Back to my stolen papers, though. What bothered me about the theft was not that it made me feel unsafe: I get that we’re not in the New Jersey countryside anymore. We used to leave our garage door open for weeks at a time there (I was feeding a stray cat for a while). Nor was I troubled because I had too much stuff in the garage. In fact, we took the luxury of time to declutter before we moved across the country four years ago. I knew what I had. I knew what was in each of my boxes.
That’s the thing. Only four years ago, I put too many priceless things in the garage. I know this now because I went through the garage again after the theft. I came away with two big boxes of items that needed to be moved to safer ground. What was in these two boxes? Words.
Every single thing in those two boxes was some kind of writing: 30 years of letters from friends and family, 13 years of my diary, some journals of my deceased brother, the little notebook my mother kept during my first year of life, and my “Linda’s School Years” book.

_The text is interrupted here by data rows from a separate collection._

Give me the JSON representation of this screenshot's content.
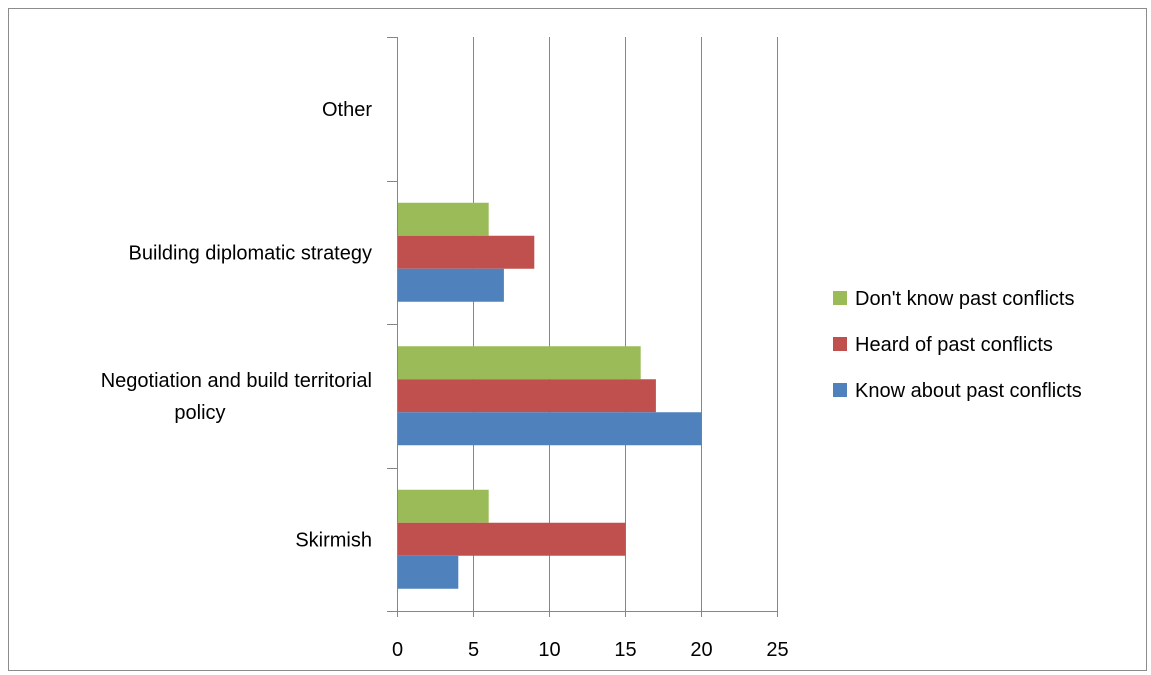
{
  "chart_data": {
    "type": "bar",
    "orientation": "horizontal",
    "title": "",
    "xlabel": "",
    "ylabel": "",
    "xlim": [
      0,
      25
    ],
    "x_ticks": [
      "0",
      "5",
      "10",
      "15",
      "20",
      "25"
    ],
    "grid": "vertical",
    "legend_position": "right",
    "categories": [
      "Other",
      "Building diplomatic strategy",
      "Negotiation and build territorial policy",
      "Skirmish"
    ],
    "category_label_lines": [
      [
        "Other"
      ],
      [
        "Building diplomatic strategy"
      ],
      [
        "Negotiation and build territorial",
        "policy"
      ],
      [
        "Skirmish"
      ]
    ],
    "series": [
      {
        "name": "Don't know past conflicts",
        "color": "#9BBB59",
        "values": [
          0,
          6,
          16,
          6
        ]
      },
      {
        "name": "Heard of past conflicts",
        "color": "#C0504D",
        "values": [
          0,
          9,
          17,
          15
        ]
      },
      {
        "name": "Know about past conflicts",
        "color": "#4F81BD",
        "values": [
          0,
          7,
          20,
          4
        ]
      }
    ]
  }
}
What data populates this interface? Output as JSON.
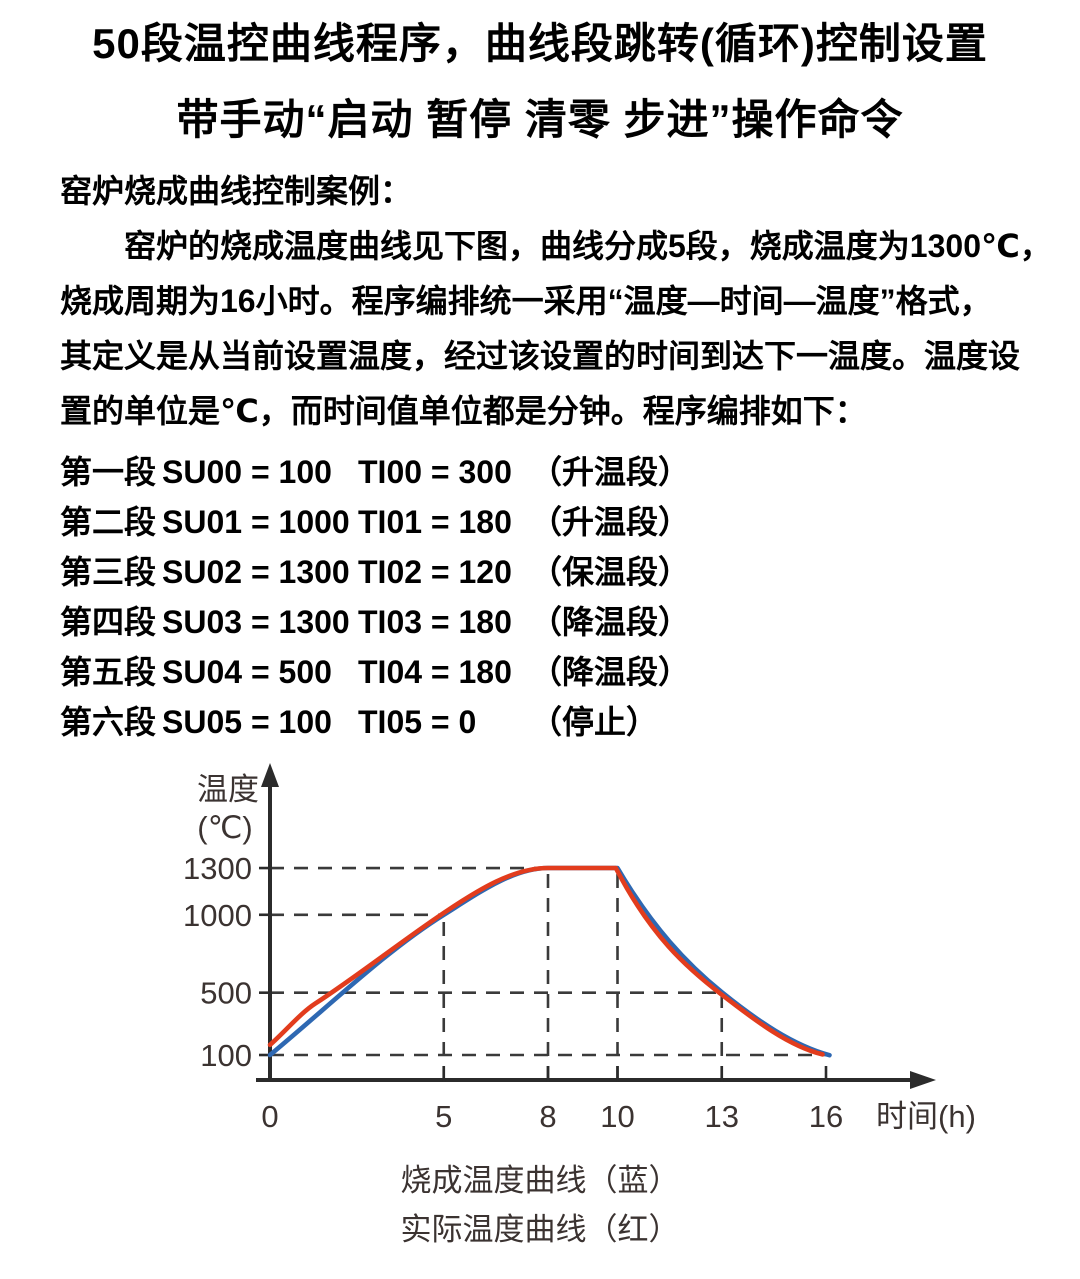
{
  "title": {
    "line1": "50段温控曲线程序，曲线段跳转(循环)控制设置",
    "line2": "带手动“启动 暂停 清零 步进”操作命令"
  },
  "body": {
    "heading": "窑炉烧成曲线控制案例：",
    "lines": [
      "窑炉的烧成温度曲线见下图，曲线分成5段，烧成温度为1300℃，",
      "烧成周期为16小时。程序编排统一采用“温度—时间—温度”格式，",
      "其定义是从当前设置温度，经过该设置的时间到达下一温度。温度设",
      "置的单位是℃，而时间值单位都是分钟。程序编排如下："
    ]
  },
  "segments": [
    {
      "label": "第一段",
      "su": "SU00 = 100",
      "ti": "TI00 = 300",
      "note": "（升温段）"
    },
    {
      "label": "第二段",
      "su": "SU01 = 1000",
      "ti": "TI01 = 180",
      "note": "（升温段）"
    },
    {
      "label": "第三段",
      "su": "SU02 = 1300",
      "ti": "TI02 = 120",
      "note": "（保温段）"
    },
    {
      "label": "第四段",
      "su": "SU03 = 1300",
      "ti": "TI03 = 180",
      "note": "（降温段）"
    },
    {
      "label": "第五段",
      "su": "SU04 = 500",
      "ti": "TI04 = 180",
      "note": "（降温段）"
    },
    {
      "label": "第六段",
      "su": "SU05 = 100",
      "ti": "TI05 = 0",
      "note": "（停止）"
    }
  ],
  "chart_data": {
    "type": "line",
    "title": "",
    "xlabel": "时间(h)",
    "ylabel": "温度(℃)",
    "ylabel_lines": [
      "温度",
      "(℃)"
    ],
    "x_ticks": [
      0,
      5,
      8,
      10,
      13,
      16
    ],
    "y_ticks": [
      100,
      500,
      1000,
      1300
    ],
    "xlim": [
      0,
      18
    ],
    "ylim": [
      0,
      1500
    ],
    "grid": "dashed guide lines from axes to curve knot points",
    "legend_position": "below",
    "series": [
      {
        "name": "烧成温度曲线（蓝）",
        "color": "#2e68b2",
        "x": [
          0,
          5,
          8,
          10,
          13,
          16
        ],
        "values": [
          100,
          1000,
          1300,
          1300,
          500,
          100
        ]
      },
      {
        "name": "实际温度曲线（红）",
        "color": "#e23c1d",
        "x": [
          0,
          5,
          8,
          10,
          13,
          16
        ],
        "values": [
          160,
          1010,
          1300,
          1300,
          490,
          100
        ]
      }
    ],
    "guides": {
      "horizontal": [
        {
          "value": 1300,
          "to_x": 8
        },
        {
          "value": 1000,
          "to_x": 5
        },
        {
          "value": 500,
          "to_x": 13
        },
        {
          "value": 100,
          "to_x": 16
        }
      ],
      "vertical": [
        {
          "x": 5,
          "to_value": 1000
        },
        {
          "x": 8,
          "to_value": 1300
        },
        {
          "x": 10,
          "to_value": 1300
        },
        {
          "x": 13,
          "to_value": 500
        }
      ]
    },
    "render_hints": {
      "blue_anchors": [
        [
          0,
          100,
          185
        ],
        [
          5,
          1000,
          140
        ],
        [
          8,
          1300,
          0
        ],
        [
          10,
          1300,
          0,
          -380
        ],
        [
          13,
          503,
          -180
        ],
        [
          16.1,
          99,
          -60
        ]
      ],
      "red_anchors": [
        [
          0,
          165,
          195
        ],
        [
          1.3,
          430,
          145
        ],
        [
          5,
          1012,
          150
        ],
        [
          8,
          1300,
          0
        ],
        [
          9.95,
          1300,
          0,
          -430
        ],
        [
          13,
          487,
          -172
        ],
        [
          15.9,
          104,
          -55
        ]
      ],
      "axis_color": "#2b2b2b",
      "guide_color": "#3a3a3a",
      "label_color": "#3b3331"
    }
  },
  "legend": {
    "line1": "烧成温度曲线（蓝）",
    "line2": "实际温度曲线（红）"
  }
}
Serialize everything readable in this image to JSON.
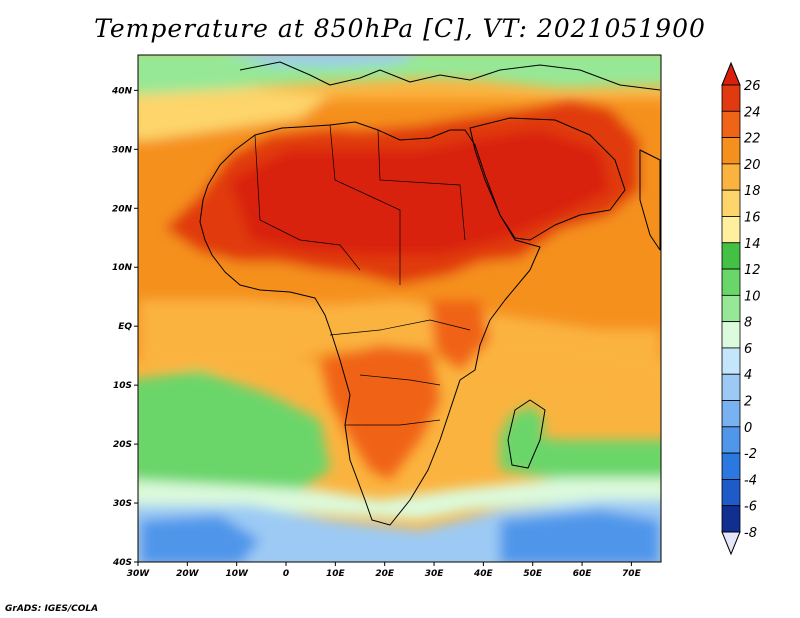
{
  "title": "Temperature at 850hPa [C], VT: 2021051900",
  "credit": "GrADS: IGES/COLA",
  "map": {
    "lon_range": [
      -30,
      76
    ],
    "lat_range": [
      -40,
      46
    ],
    "lat_ticks": [
      {
        "value": 40,
        "label": "40N"
      },
      {
        "value": 30,
        "label": "30N"
      },
      {
        "value": 20,
        "label": "20N"
      },
      {
        "value": 10,
        "label": "10N"
      },
      {
        "value": 0,
        "label": "EQ"
      },
      {
        "value": -10,
        "label": "10S"
      },
      {
        "value": -20,
        "label": "20S"
      },
      {
        "value": -30,
        "label": "30S"
      },
      {
        "value": -40,
        "label": "40S"
      }
    ],
    "lon_ticks": [
      {
        "value": -30,
        "label": "30W"
      },
      {
        "value": -20,
        "label": "20W"
      },
      {
        "value": -10,
        "label": "10W"
      },
      {
        "value": 0,
        "label": "0"
      },
      {
        "value": 10,
        "label": "10E"
      },
      {
        "value": 20,
        "label": "20E"
      },
      {
        "value": 30,
        "label": "30E"
      },
      {
        "value": 40,
        "label": "40E"
      },
      {
        "value": 50,
        "label": "50E"
      },
      {
        "value": 60,
        "label": "60E"
      },
      {
        "value": 70,
        "label": "70E"
      }
    ]
  },
  "colorbar": {
    "labels": [
      "26",
      "24",
      "22",
      "20",
      "18",
      "16",
      "14",
      "12",
      "10",
      "8",
      "6",
      "4",
      "2",
      "0",
      "-2",
      "-4",
      "-6",
      "-8"
    ],
    "colors": [
      "#e13a10",
      "#f06418",
      "#f5901f",
      "#fbb33f",
      "#fdd56b",
      "#fff0a0",
      "#44c044",
      "#6ad66a",
      "#96e896",
      "#dcfadc",
      "#c4e6fa",
      "#9ccaf4",
      "#78b2f0",
      "#5096ea",
      "#2a78e0",
      "#1e5ac8",
      "#102f90"
    ],
    "over_color": "#d8200c",
    "under_color": "#e6e6fa"
  }
}
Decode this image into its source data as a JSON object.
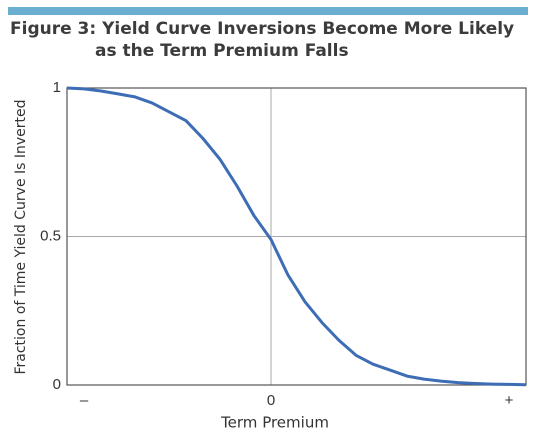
{
  "chart_data": {
    "type": "line",
    "title": "Figure 3: Yield Curve Inversions Become More Likely",
    "subtitle": "as the Term Premium Falls",
    "x_label": "Term Premium",
    "y_label": "Fraction of Time Yield Curve Is Inverted",
    "x": [
      -1.2,
      -1.1,
      -1.0,
      -0.9,
      -0.8,
      -0.7,
      -0.6,
      -0.5,
      -0.4,
      -0.3,
      -0.2,
      -0.1,
      0,
      0.1,
      0.2,
      0.3,
      0.4,
      0.5,
      0.6,
      0.7,
      0.8,
      0.9,
      1.0,
      1.1,
      1.2,
      1.3,
      1.4,
      1.5
    ],
    "values": [
      1.0,
      0.997,
      0.99,
      0.98,
      0.97,
      0.95,
      0.92,
      0.89,
      0.83,
      0.76,
      0.67,
      0.57,
      0.49,
      0.37,
      0.28,
      0.21,
      0.15,
      0.1,
      0.07,
      0.05,
      0.03,
      0.02,
      0.013,
      0.008,
      0.005,
      0.003,
      0.002,
      0.001
    ],
    "color": "#3d6db5",
    "xlim": [
      -1.2,
      1.5
    ],
    "ylim": [
      0,
      1
    ],
    "xticks": [
      {
        "value": -1.1,
        "label": "–"
      },
      0,
      {
        "value": 1.4,
        "label": "+"
      }
    ],
    "yticks": [
      0,
      0.5,
      1
    ],
    "grid": true
  }
}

In just four years, I realized, my priorities had changed dramatically. For 23 years in New Jersey, these letters and journals had been buried in piles of sagging cardboard boxes in a rarely opened closet. When I decluttered prior to moving West, I assigned them the same low ranking—I knew I had to save them, but when would I ever have time to read them?
Now is the time. Yes, now I have the interest and energy to read them. I downshifted my work life so that I could make time for things like reading old letters and diaries and deepening my understanding of how I got to be the person I am today. These letters and journals uncover memories and help me piece together my upbringing, my friendships, my plans, my opinions, my fears, what was going on around me, and the many decisions that have led to the present day. It’s going to take a while to go through everything, but I’ve started.
I’m lucky I got my box back, with the bonus kick in the pants about what I’d been keeping in the garage. The tidiness lulled me into a false confidence. I had nice shelves, uniform containers, and minimal bloat. Everything sparked joy in one way or another, but the precious old words that could spark deeper self-understanding weren’t in the right place.